The irony? It all began with my daughter. As I listened to her describe her learning challenges during testing, something inside me clicked. She wasn't just describing her struggles—she was describing my childhood... and my adulthood.
For decades, I'd carried a question I couldn't answer: What's wrong with me? Why couldn't I just function like everyone else seemed to?
The Signs Were Always There
In school, I worked incredibly hard—harder than anyone realized. I re-read and rewrote material endlessly, trying to make sense of what others seemed to absorb with ease. My grades were fine, sometimes even good, but the effort behind them was exhausting.
At work, I built elaborate systems to compensate. Double-checking and triple-checking became my survival tools—except on the day I forgot to book my boss’s airport car. When he called asking where it was, my stomach dropped. I'd done this task hundreds of times. How could I get it wrong?
I changed jobs often, anxious I’d make a mistake that would finally “expose” me. I struggled with working memory, lost details, and couldn’t recall conversations others swore we had just had.
No one taught me these were symptoms.
I simply believed something was fundamentally wrong with me.
Masking: The Hidden Story Behind the Struggle
Only later did I learn the truth: I wasn’t just “trying harder” all those years—I was masking.
Masking is when you hide your struggles, overcompensate, or force yourself to seem capable so no one notices how hard you're working just to keep up. Women, especially, become experts at it.
That was me:
Re-reading everything to appear prepared
Taking meticulous notes to survive meetings
Laughing off embarrassment
Switching jobs before anyone could see the cracks
Overachieving in public while quietly drowning in private
Masking kept me functioning... but it also kept me from understanding myself.
Everything Changed When..
When I finally got diagnosed at 52, the pieces clicked into place. The exhaustion. The perfectionism. The panic when routines broke. The shame-filled self-talk.

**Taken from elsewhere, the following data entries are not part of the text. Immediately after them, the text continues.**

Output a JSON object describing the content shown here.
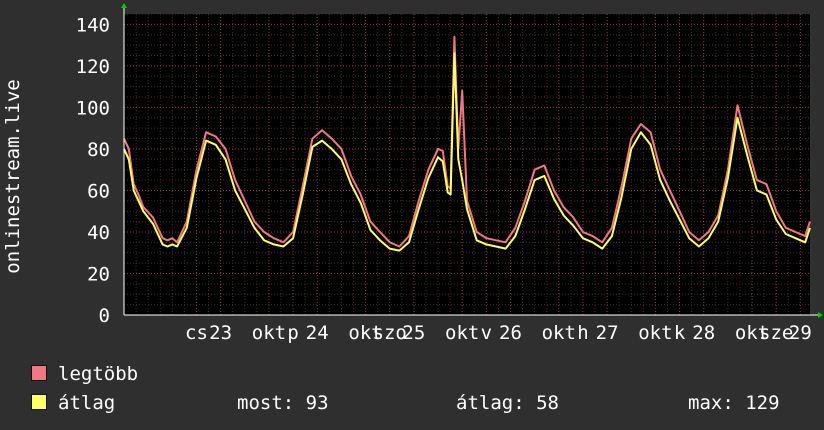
{
  "chart_data": {
    "type": "line",
    "ylabel": "onlinestream.live",
    "ylim": [
      0,
      145
    ],
    "yticks": [
      0,
      20,
      40,
      60,
      80,
      100,
      120,
      140
    ],
    "xticks": [
      {
        "x": 0.75,
        "label": "cs"
      },
      {
        "x": 1.0,
        "label": "23"
      },
      {
        "x": 1.5,
        "label": "okt"
      },
      {
        "x": 1.75,
        "label": "p"
      },
      {
        "x": 2.0,
        "label": "24"
      },
      {
        "x": 2.5,
        "label": "okt"
      },
      {
        "x": 2.75,
        "label": "szo"
      },
      {
        "x": 3.0,
        "label": "25"
      },
      {
        "x": 3.5,
        "label": "okt"
      },
      {
        "x": 3.75,
        "label": "v"
      },
      {
        "x": 4.0,
        "label": "26"
      },
      {
        "x": 4.5,
        "label": "okt"
      },
      {
        "x": 4.75,
        "label": "h"
      },
      {
        "x": 5.0,
        "label": "27"
      },
      {
        "x": 5.5,
        "label": "okt"
      },
      {
        "x": 5.75,
        "label": "k"
      },
      {
        "x": 6.0,
        "label": "28"
      },
      {
        "x": 6.5,
        "label": "okt"
      },
      {
        "x": 6.75,
        "label": "sze"
      },
      {
        "x": 7.0,
        "label": "29"
      }
    ],
    "xlim": [
      0.0,
      7.1
    ],
    "grid": true,
    "colors": {
      "background": "#2f2f2f",
      "plot": "#000000",
      "grid_minor": "#4a2a2a",
      "grid_major": "#8a3c3c",
      "axis": "#ffffff"
    },
    "series": [
      {
        "name": "legtöbb",
        "color": "#f07882",
        "x": [
          0.0,
          0.05,
          0.1,
          0.15,
          0.2,
          0.3,
          0.4,
          0.45,
          0.5,
          0.55,
          0.65,
          0.75,
          0.85,
          0.95,
          1.05,
          1.15,
          1.25,
          1.35,
          1.45,
          1.55,
          1.65,
          1.75,
          1.85,
          1.95,
          2.05,
          2.15,
          2.25,
          2.35,
          2.45,
          2.55,
          2.65,
          2.75,
          2.85,
          2.95,
          3.05,
          3.15,
          3.25,
          3.3,
          3.35,
          3.38,
          3.42,
          3.46,
          3.5,
          3.55,
          3.65,
          3.75,
          3.85,
          3.95,
          4.05,
          4.15,
          4.25,
          4.35,
          4.45,
          4.55,
          4.65,
          4.75,
          4.85,
          4.95,
          5.05,
          5.15,
          5.25,
          5.35,
          5.45,
          5.55,
          5.65,
          5.75,
          5.85,
          5.95,
          6.05,
          6.15,
          6.25,
          6.35,
          6.45,
          6.55,
          6.65,
          6.75,
          6.85,
          6.95,
          7.05,
          7.1
        ],
        "values": [
          85,
          80,
          63,
          58,
          52,
          47,
          37,
          36,
          37,
          35,
          45,
          70,
          88,
          86,
          80,
          65,
          55,
          45,
          40,
          37,
          35,
          40,
          62,
          85,
          89,
          85,
          80,
          67,
          58,
          45,
          40,
          35,
          33,
          38,
          55,
          70,
          80,
          79,
          62,
          61,
          134,
          80,
          108,
          55,
          40,
          37,
          36,
          35,
          42,
          55,
          70,
          72,
          60,
          52,
          47,
          40,
          38,
          35,
          42,
          62,
          85,
          92,
          88,
          70,
          60,
          50,
          40,
          36,
          40,
          48,
          70,
          101,
          82,
          65,
          63,
          50,
          42,
          40,
          38,
          45
        ],
        "note": "",
        "x_end": 7.1
      },
      {
        "name": "átlag",
        "color": "#ffff66",
        "x": [
          0.0,
          0.05,
          0.1,
          0.15,
          0.2,
          0.3,
          0.4,
          0.45,
          0.5,
          0.55,
          0.65,
          0.75,
          0.85,
          0.95,
          1.05,
          1.15,
          1.25,
          1.35,
          1.45,
          1.55,
          1.65,
          1.75,
          1.85,
          1.95,
          2.05,
          2.15,
          2.25,
          2.35,
          2.45,
          2.55,
          2.65,
          2.75,
          2.85,
          2.95,
          3.05,
          3.15,
          3.25,
          3.3,
          3.35,
          3.38,
          3.42,
          3.46,
          3.5,
          3.55,
          3.65,
          3.75,
          3.85,
          3.95,
          4.05,
          4.15,
          4.25,
          4.35,
          4.45,
          4.55,
          4.65,
          4.75,
          4.85,
          4.95,
          5.05,
          5.15,
          5.25,
          5.35,
          5.45,
          5.55,
          5.65,
          5.75,
          5.85,
          5.95,
          6.05,
          6.15,
          6.25,
          6.35,
          6.45,
          6.55,
          6.65,
          6.75,
          6.85,
          6.95,
          7.05,
          7.1
        ],
        "values": [
          80,
          75,
          60,
          55,
          50,
          44,
          34,
          33,
          34,
          33,
          42,
          66,
          84,
          82,
          75,
          60,
          51,
          42,
          36,
          34,
          33,
          37,
          58,
          81,
          84,
          80,
          75,
          63,
          54,
          41,
          36,
          32,
          31,
          35,
          51,
          66,
          76,
          74,
          59,
          58,
          126,
          75,
          65,
          51,
          36,
          34,
          33,
          32,
          38,
          51,
          65,
          67,
          56,
          48,
          43,
          37,
          35,
          32,
          38,
          57,
          80,
          88,
          82,
          65,
          55,
          46,
          37,
          33,
          37,
          45,
          66,
          95,
          77,
          60,
          58,
          46,
          39,
          37,
          35,
          42
        ],
        "note": "",
        "x_end": 7.1
      }
    ]
  },
  "legend": [
    {
      "label": "legtöbb",
      "color": "#f07882"
    },
    {
      "label": "átlag",
      "color": "#ffff66"
    }
  ],
  "stats": {
    "most": "most: 93",
    "atlag": "átlag: 58",
    "max": "max: 129"
  }
}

It wasn't a character flaw. It was undiagnosed ADHD, hidden under decades of masking.
And I was far from alone.
Now I Guide Others Through Their ADHD Journey
Once I understood my brain, everything shifted. I learned tools, strategies, and ways of working with my brain instead of against it.

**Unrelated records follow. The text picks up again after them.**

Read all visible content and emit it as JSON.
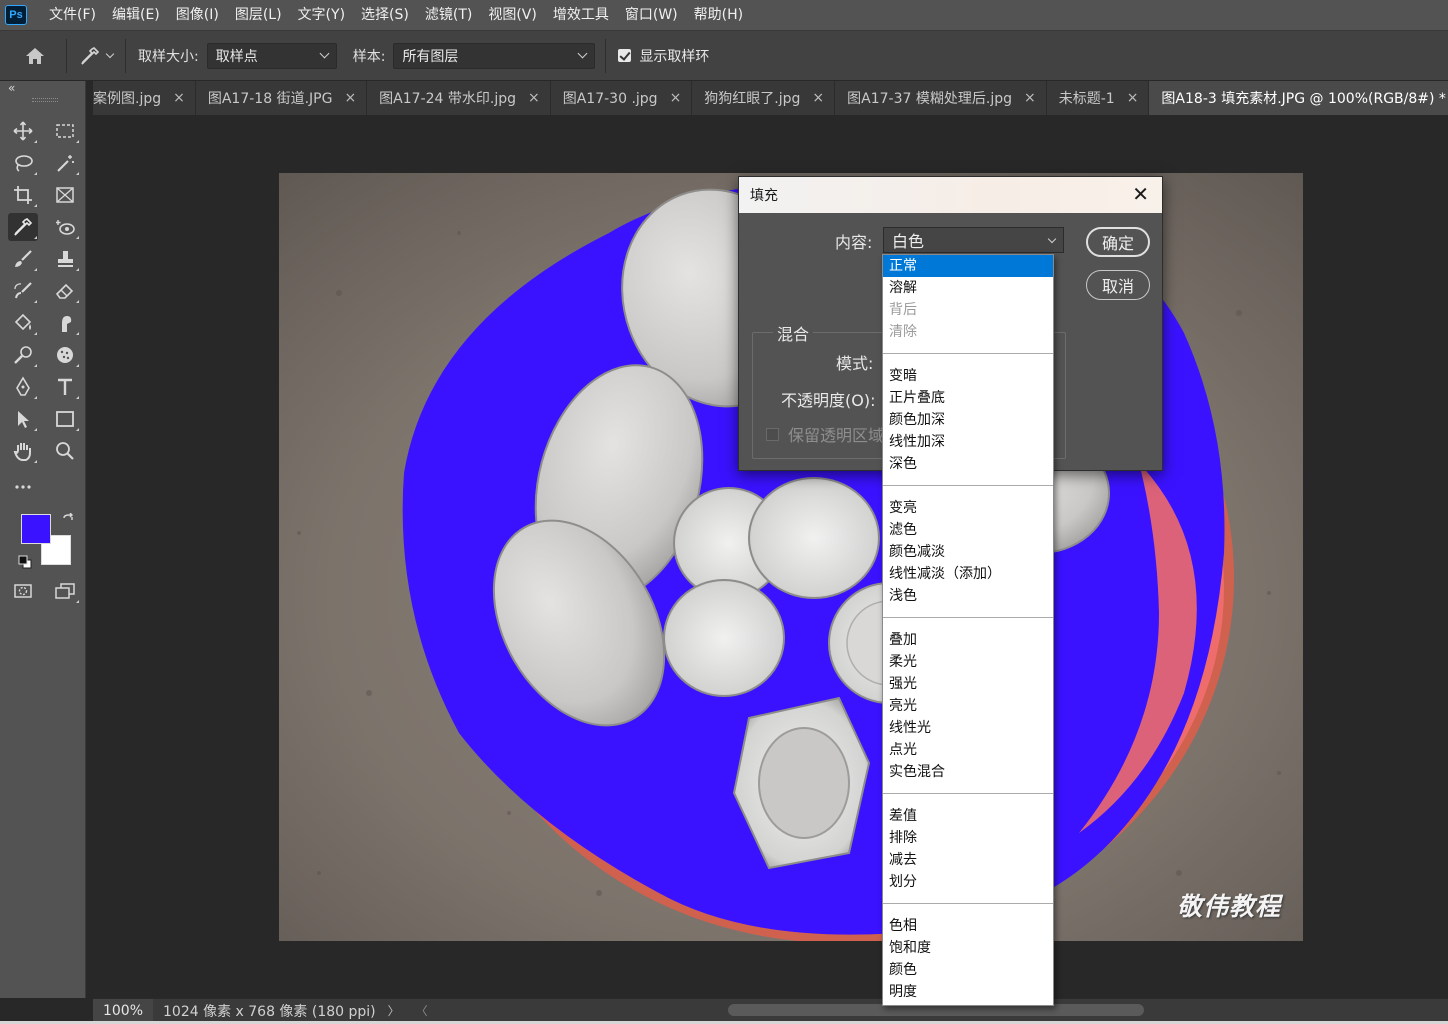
{
  "app": {
    "logo": "Ps"
  },
  "menu": [
    "文件(F)",
    "编辑(E)",
    "图像(I)",
    "图层(L)",
    "文字(Y)",
    "选择(S)",
    "滤镜(T)",
    "视图(V)",
    "增效工具",
    "窗口(W)",
    "帮助(H)"
  ],
  "options": {
    "sample_size_label": "取样大小:",
    "sample_size_value": "取样点",
    "sample_label": "样本:",
    "sample_value": "所有图层",
    "show_ring_label": "显示取样环",
    "show_ring_checked": true
  },
  "tabs": [
    {
      "label": "案例图.jpg",
      "active": false
    },
    {
      "label": "图A17-18 街道.JPG",
      "active": false
    },
    {
      "label": "图A17-24 带水印.jpg",
      "active": false
    },
    {
      "label": "图A17-30 .jpg",
      "active": false
    },
    {
      "label": "狗狗红眼了.jpg",
      "active": false
    },
    {
      "label": "图A17-37 模糊处理后.jpg",
      "active": false
    },
    {
      "label": "未标题-1",
      "active": false
    },
    {
      "label": "图A18-3 填充素材.JPG @ 100%(RGB/8#) *",
      "active": true
    }
  ],
  "toolbar": {
    "collapse": "«",
    "foreground_color": "#3a12ff",
    "background_color": "#ffffff"
  },
  "canvas": {
    "watermark": "敬伟教程"
  },
  "status": {
    "zoom": "100%",
    "doc_info": "1024 像素 x 768 像素 (180 ppi)",
    "arrow": "〉",
    "scroll_left": "〈"
  },
  "fill_dialog": {
    "title": "填充",
    "close": "✕",
    "content_label": "内容:",
    "content_value": "白色",
    "ok_label": "确定",
    "cancel_label": "取消",
    "blend_legend": "混合",
    "mode_label": "模式:",
    "opacity_label": "不透明度(O):",
    "preserve_label": "保留透明区域"
  },
  "blend_modes": [
    [
      {
        "label": "正常",
        "selected": true
      },
      {
        "label": "溶解"
      },
      {
        "label": "背后",
        "disabled": true
      },
      {
        "label": "清除",
        "disabled": true
      }
    ],
    [
      {
        "label": "变暗"
      },
      {
        "label": "正片叠底"
      },
      {
        "label": "颜色加深"
      },
      {
        "label": "线性加深"
      },
      {
        "label": "深色"
      }
    ],
    [
      {
        "label": "变亮"
      },
      {
        "label": "滤色"
      },
      {
        "label": "颜色减淡"
      },
      {
        "label": "线性减淡（添加）"
      },
      {
        "label": "浅色"
      }
    ],
    [
      {
        "label": "叠加"
      },
      {
        "label": "柔光"
      },
      {
        "label": "强光"
      },
      {
        "label": "亮光"
      },
      {
        "label": "线性光"
      },
      {
        "label": "点光"
      },
      {
        "label": "实色混合"
      }
    ],
    [
      {
        "label": "差值"
      },
      {
        "label": "排除"
      },
      {
        "label": "减去"
      },
      {
        "label": "划分"
      }
    ],
    [
      {
        "label": "色相"
      },
      {
        "label": "饱和度"
      },
      {
        "label": "颜色"
      },
      {
        "label": "明度"
      }
    ]
  ],
  "colors": {
    "fill_blue": "#3a12ff",
    "selection_blue": "#0078d7"
  }
}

After everything I'd learned about myself—I knew that becoming an ADHD coach was my calling. I wanted to help others, especially women diagnosed later in life, finally understand themselves.

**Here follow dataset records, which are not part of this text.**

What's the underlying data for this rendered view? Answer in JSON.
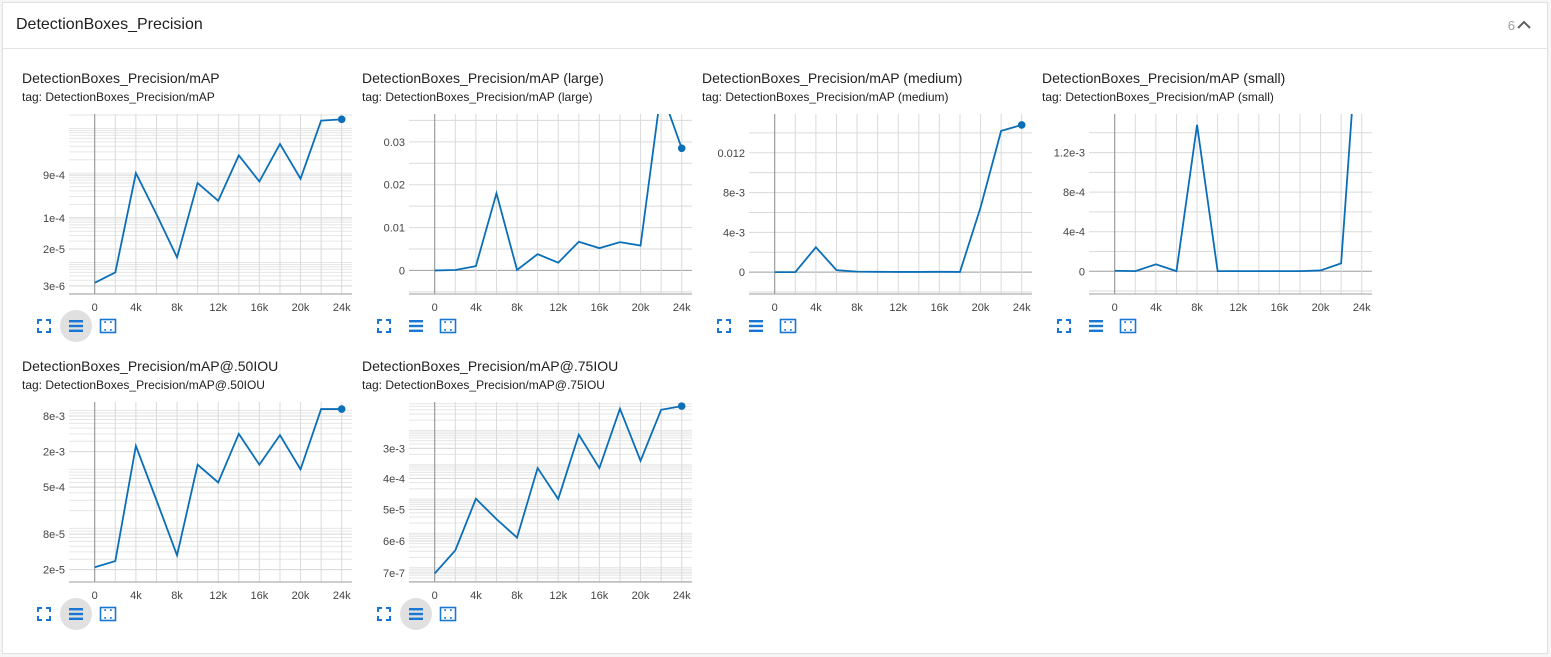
{
  "pane": {
    "title": "DetectionBoxes_Precision",
    "count": "6"
  },
  "icons": {
    "fullscreen": "fullscreen-icon",
    "toggle_y_axis_log": "list-lines-icon",
    "fit_domain": "fit-domain-icon",
    "collapse": "chevron-up-icon"
  },
  "colors": {
    "line": "#0b6fb8",
    "icon": "#1976d2",
    "grid": "#dadada",
    "axis": "#888888"
  },
  "cards": [
    {
      "title": "DetectionBoxes_Precision/mAP",
      "tag": "tag: DetectionBoxes_Precision/mAP",
      "chart_data": {
        "type": "line",
        "scale": "log",
        "x_ticks": [
          "0",
          "4k",
          "8k",
          "12k",
          "16k",
          "20k",
          "24k"
        ],
        "y_ticks": [
          "3e-6",
          "2e-5",
          "1e-4",
          "9e-4"
        ],
        "x": [
          0,
          2000,
          4000,
          6000,
          8000,
          10000,
          12000,
          14000,
          16000,
          18000,
          20000,
          22000,
          24000
        ],
        "y": [
          3.5e-06,
          6e-06,
          0.001,
          0.00012,
          1.3e-05,
          0.0006,
          0.00024,
          0.0025,
          0.00065,
          0.0045,
          0.00075,
          0.015,
          0.016
        ],
        "xlim": [
          -2500,
          25000
        ]
      }
    },
    {
      "title": "DetectionBoxes_Precision/mAP (large)",
      "tag": "tag: DetectionBoxes_Precision/mAP (large)",
      "chart_data": {
        "type": "line",
        "scale": "linear",
        "x_ticks": [
          "0",
          "4k",
          "8k",
          "12k",
          "16k",
          "20k",
          "24k"
        ],
        "y_ticks": [
          "0",
          "0.01",
          "0.02",
          "0.03"
        ],
        "y_tick_values": [
          0,
          0.01,
          0.02,
          0.03
        ],
        "ylim": [
          -0.0055,
          0.0365
        ],
        "x": [
          0,
          2000,
          4000,
          6000,
          8000,
          10000,
          12000,
          14000,
          16000,
          18000,
          20000,
          22000,
          24000
        ],
        "y": [
          0,
          0.0001,
          0.001,
          0.018,
          0.0001,
          0.0038,
          0.0018,
          0.0067,
          0.0052,
          0.0066,
          0.0058,
          0.042,
          0.0285
        ],
        "xlim": [
          -2500,
          25000
        ]
      }
    },
    {
      "title": "DetectionBoxes_Precision/mAP (medium)",
      "tag": "tag: DetectionBoxes_Precision/mAP (medium)",
      "chart_data": {
        "type": "line",
        "scale": "linear",
        "x_ticks": [
          "0",
          "4k",
          "8k",
          "12k",
          "16k",
          "20k",
          "24k"
        ],
        "y_ticks": [
          "0",
          "4e-3",
          "8e-3",
          "0.012"
        ],
        "y_tick_values": [
          0,
          0.004,
          0.008,
          0.012
        ],
        "ylim": [
          -0.0022,
          0.0159
        ],
        "x": [
          0,
          2000,
          4000,
          6000,
          8000,
          10000,
          12000,
          14000,
          16000,
          18000,
          20000,
          22000,
          24000
        ],
        "y": [
          0,
          0,
          0.0025,
          0.0002,
          5e-05,
          3e-05,
          2e-05,
          2e-05,
          3e-05,
          2e-05,
          0.0065,
          0.0142,
          0.0148
        ],
        "xlim": [
          -2500,
          25000
        ]
      }
    },
    {
      "title": "DetectionBoxes_Precision/mAP (small)",
      "tag": "tag: DetectionBoxes_Precision/mAP (small)",
      "chart_data": {
        "type": "line",
        "scale": "linear",
        "x_ticks": [
          "0",
          "4k",
          "8k",
          "12k",
          "16k",
          "20k",
          "24k"
        ],
        "y_ticks": [
          "0",
          "4e-4",
          "8e-4",
          "1.2e-3"
        ],
        "y_tick_values": [
          0,
          0.0004,
          0.0008,
          0.0012
        ],
        "ylim": [
          -0.00023,
          0.00159
        ],
        "x": [
          0,
          2000,
          4000,
          6000,
          8000,
          10000,
          12000,
          14000,
          16000,
          18000,
          20000,
          22000,
          24000
        ],
        "y": [
          5e-06,
          1e-06,
          7e-05,
          1e-06,
          0.00148,
          1e-06,
          1e-06,
          1e-06,
          1e-06,
          1e-06,
          8e-06,
          8e-05,
          0.003
        ],
        "xlim": [
          -2500,
          25000
        ]
      }
    },
    {
      "title": "DetectionBoxes_Precision/mAP@.50IOU",
      "tag": "tag: DetectionBoxes_Precision/mAP@.50IOU",
      "chart_data": {
        "type": "line",
        "scale": "log",
        "x_ticks": [
          "0",
          "4k",
          "8k",
          "12k",
          "16k",
          "20k",
          "24k"
        ],
        "y_ticks": [
          "2e-5",
          "8e-5",
          "5e-4",
          "2e-3",
          "8e-3"
        ],
        "x": [
          0,
          2000,
          4000,
          6000,
          8000,
          10000,
          12000,
          14000,
          16000,
          18000,
          20000,
          22000,
          24000
        ],
        "y": [
          2.2e-05,
          2.8e-05,
          0.0025,
          0.0003,
          3.5e-05,
          0.0012,
          0.0006,
          0.004,
          0.0012,
          0.0038,
          0.001,
          0.0105,
          0.0105
        ],
        "xlim": [
          -2500,
          25000
        ]
      }
    },
    {
      "title": "DetectionBoxes_Precision/mAP@.75IOU",
      "tag": "tag: DetectionBoxes_Precision/mAP@.75IOU",
      "chart_data": {
        "type": "line",
        "scale": "log",
        "x_ticks": [
          "0",
          "4k",
          "8k",
          "12k",
          "16k",
          "20k",
          "24k"
        ],
        "y_ticks": [
          "7e-7",
          "6e-6",
          "5e-5",
          "4e-4",
          "3e-3"
        ],
        "x": [
          0,
          2000,
          4000,
          6000,
          8000,
          10000,
          12000,
          14000,
          16000,
          18000,
          20000,
          22000,
          24000
        ],
        "y": [
          6.8e-07,
          3.2e-06,
          0.000102,
          2.6e-05,
          7.5e-06,
          0.0008,
          0.0001,
          0.0075,
          0.0008,
          0.043,
          0.0013,
          0.04,
          0.051
        ],
        "xlim": [
          -2500,
          25000
        ]
      }
    }
  ]
}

Because the internal dialogue so many of us carry is exhausting:
"I should be able to do this."
"Why can't I keep it together?"
"People must think I'm scatterbrained... or lazy... or dumb."
But you are none of those things.
You are brilliant. You're resilient. And your brain works differently—not incorrectly.
What to Expect When You Work With Me
You Lead. I Support. Every session is tailored to you. No rigid curriculum—just responsive coaching that adapts to your brain and your life.
We'll Start With Awareness Together, we'll identify patterns, triggers, and the ways you've been compensating.
Then Build What Works You'll create systems designed for your ADHD brain—not someone else's. Small, doable steps that build real momentum.
And Keep It Real Expect honesty, humor, and zero judgment. I get the forgotten appointments, the overthinking, the shame spirals. You're safe here.
The Goal? Stop fighting your brain. Start trusting it.
“Cynthia’s compassionate and grounded coaching helped me shift my mindset and truly see my strengths. She listened deeply, asked thoughtful questions, and helped me break big challenges into steps I could actually do. I left feeling clearer, more confident, and ready to move forward. I can’t recommend her enough”
Life Beyond Coaching
I currently live in Singapore, where I meet clients online and occasionally in person.
When I'm not coaching, you'll find me on a tennis court, socializing with friends, reading, listening to podcasts on morning walks, or exploring creative projects (yes, sometimes with coffee in hand, still chasing focus).